For all use cases at this level, see our 32GB VRAM complete guide.
Cross-Tier Summary
| Tier | Best Pick | Runner-Up | Value Pick | Speed Champion |
|---|---|---|---|---|
| 8GB | Qwen 3.5 9B | Qwen 3 8B | Gemma 3 4B QAT | Phi-4-mini (70+ tok/s) |
| 12GB | Qwen 3 14B | DeepSeek-R1 14B | Qwen 3.5 9B | Qwen 3.5 9B (~55 tok/s) |
| 16GB | GPT-OSS 20B | Qwen 3 14B (Q5) | Gemma 3 12B QAT | GPT-OSS 20B (~140 tok/s) |
| 24GB | Qwen 3 30B MoE | Qwen 3 32B | Gemma 3 27B QAT | Qwen 3 30B MoE (196 tok/s) |
| 32GB | Qwen 3 30B MoE Q8 | EXAONE 4.0 32B Q6 | Qwen 3 32B Q6 | Qwen 3 30B MoE (~320 tok/s) |
Quick Start
Every model listed above runs through Ollama.

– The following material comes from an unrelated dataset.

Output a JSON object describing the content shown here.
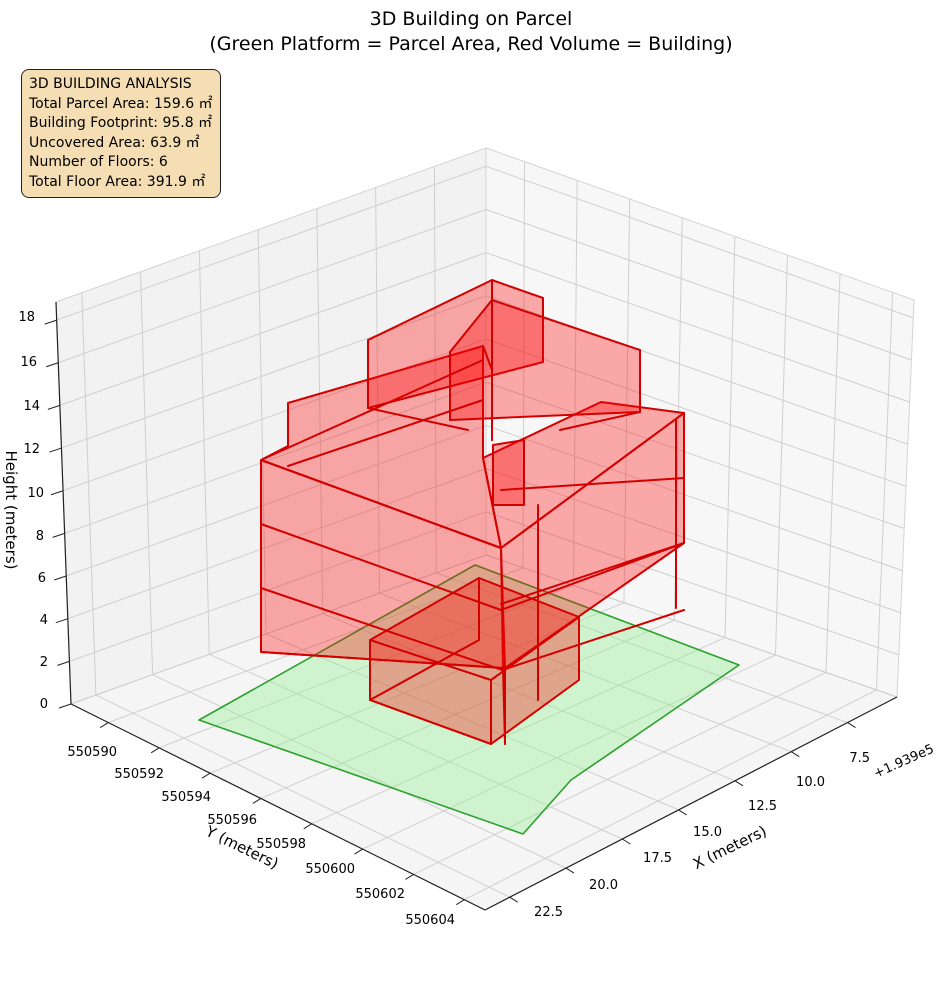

Install it, pull a model, and start chatting:
# Install Ollama
curl -fsSL https://ollama.com/install.sh | sh
# Pick your model (choose based on your VRAM tier above)
ollama pull qwen3.5:9b # 8GB tier
ollama pull qwen3:14b # 12GB tier
ollama pull gpt-oss:20b # 16GB tier
ollama pull qwen3:30b-a3b # 24GB tier (MoE)
# Start chatting
ollama run qwen3.5:9b
For a ChatGPT-style web interface, pair Ollama with Open WebUI. We have a full setup guide that walks through the process.
What These Models Can’t Do
Local chat models have real limits compared to frontier cloud models like Claude, GPT-4.5, or Gemini 2.5 Pro:
- Long, complex instructions - multi-step tasks with many constraints tend to fall apart below 32B parameters
- Cutting-edge knowledge - these models were trained months ago, they don’t know about last week
- Creative writing at scale - short-form is fine, novel-length coherence degrades
- Reliable factual accuracy - they hallucinate, especially on obscure topics. Always verify claims.
The 32B models at high quantization come closest to closing the gap. But for now, local chat is best as a private, instant, free alternative for everyday conversations - not as a replacement for frontier models on hard tasks.